The judge said the Blackford High School freshman had likely "suffered immensely, in terror," before dying from a gunshot wound to the mouth.

"I am sentencing a monster today," Young said.

A Blackford Circuit Court jury convicted Whittington of two counts of murder on Nov. 9. A witness testified during the trial that Whittington was agitated by Shane Williamson's online contact with Whittington's former girlfriend.

Investigators said Whittington broke into Williamson's apartment to confront him, but found the girl at home because of a weather delay. After shooting her, Whittington waited for Williamson to come home and killed him in his truck.

"The one question I have for you is, why? Why? Why? Why? I understand why you disagreed with Shane, but why Katelin? Why would you take your anger out on a 14-year-old girl?" Shane Williamson's mother, Vickie Petit, told Whittington during the hearing.

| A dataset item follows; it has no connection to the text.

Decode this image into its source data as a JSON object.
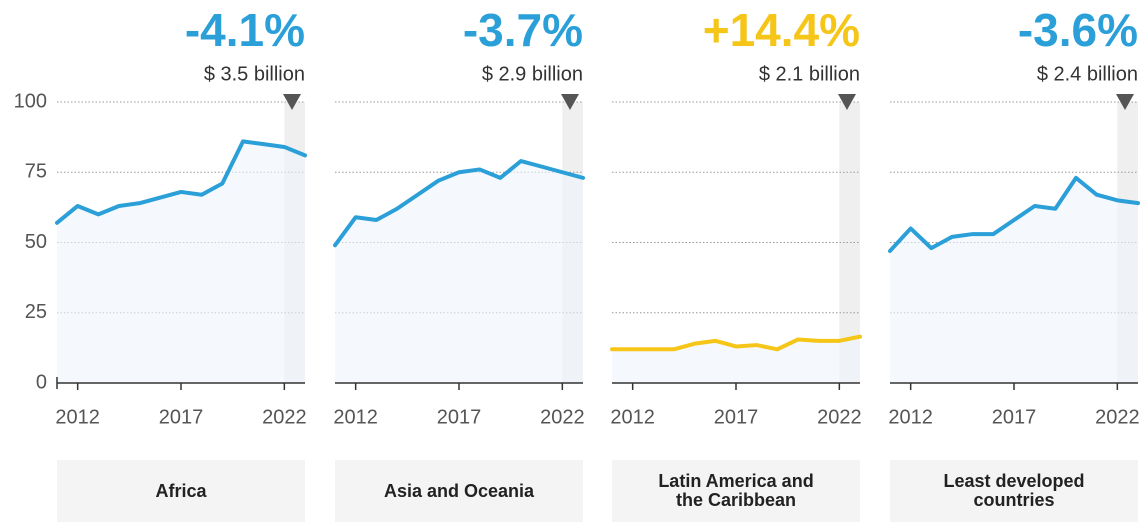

Whittington looked at her from the defense table, but said nothing.

Defense attorney Chris Teagle asked for a sentence less than the maximum because of Whittington's history of treatment for mental illness.

Young said he had considered more than 1,000 pages documenting Whittington's mental health treatment, but said he did not believe the defendant's claim that he has an evil alter ego named Elmer.

"That's just somebody you conjured up to continue mooching on the system," the judge said.

Whittington's only words Monday came at the hearing's conclusion, when he told Young that he understood he had 30 days to begin the process of appealing his convictions.

Whittington held court documents over his face and did not respond to reporters' questions while being led from the courthouse to a police car.